International Academy of Web Television
- Founded: 2008; 18 years ago
- Founder: Brady Brim-DeForest, Marc Hustvedt
- Location: Los Angeles, California, U.S.;
- Region served: Entertainment industry
- Website: iawtv.org

= International Academy of Web Television =

Organization for streaming television

The International Academy of Web Television (IAWTV) was founded in 2008 and is devoted to the advancement of the arts and sciences of streaming television and web series production.

Since 2011, the academy has hosted an annual awards ceremony called the IAWTV Awards, which honors web series creators and talent in over a dozen categories, voted on by the IAWTV membership.

== Background ==
In the past, IAWTV membership was by invitation only, however, membership is now open to a range of digital professionals through an online application form. Members represent a full cross-section of roles and specialties in web television creation, production and distribution.

In 2017, the IAWTV became a division of The Caucus, an organization that began in the 1970s to elevate television programming for producers, writers and directors.

== Governance ==
The IAWTV is a membership-based organization.

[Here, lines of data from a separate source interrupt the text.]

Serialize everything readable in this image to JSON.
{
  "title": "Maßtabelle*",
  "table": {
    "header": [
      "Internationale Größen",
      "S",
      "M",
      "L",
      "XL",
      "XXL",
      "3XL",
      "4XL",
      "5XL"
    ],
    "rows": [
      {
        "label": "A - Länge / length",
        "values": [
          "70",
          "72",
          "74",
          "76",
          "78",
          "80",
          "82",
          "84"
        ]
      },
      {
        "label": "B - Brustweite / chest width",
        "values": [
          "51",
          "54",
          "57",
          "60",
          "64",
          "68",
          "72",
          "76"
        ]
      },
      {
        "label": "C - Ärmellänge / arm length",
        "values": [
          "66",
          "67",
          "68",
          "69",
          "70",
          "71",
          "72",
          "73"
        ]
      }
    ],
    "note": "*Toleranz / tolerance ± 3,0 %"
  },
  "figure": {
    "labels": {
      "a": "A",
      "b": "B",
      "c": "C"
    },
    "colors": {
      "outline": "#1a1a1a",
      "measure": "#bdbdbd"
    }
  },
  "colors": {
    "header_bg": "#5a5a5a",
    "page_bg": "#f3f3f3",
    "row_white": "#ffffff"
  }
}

Members of the current board are:

- Tina Cesa Ward, Chairman of the Board and Executive Committee Member of The Caucus
- Sandra Payne, Vice Chairman

==IAWTV Awards==

In 2010, the IAWTV hosted the 2nd annual Streamy Awards. The poor reception of the event, and the surrounding controversy, resulted in a two-year hiatus for the Streamy Awards, and the subsequent creation of the IAWTV Awards. The two awards ceremonies are both still running annually, though as completely separate entities.

Since its inception in 2011, the IAWTV has held award ceremonies every year (with the exception of 2016), presenting awards to web series creators and talent in over a dozen categories, covering several genres. Notable IAWTV winners include Felicia Day, Julia Stiles and Milo Ventimiglia, as well as the critically acclaimed web series The Guild, Blue, Anyone But Me, Husbands, and Whatever, Linda.

Between 2012 and 2015, the IAWTV Awards were held in Las Vegas. The 2017 ceremony took place in Los Angeles.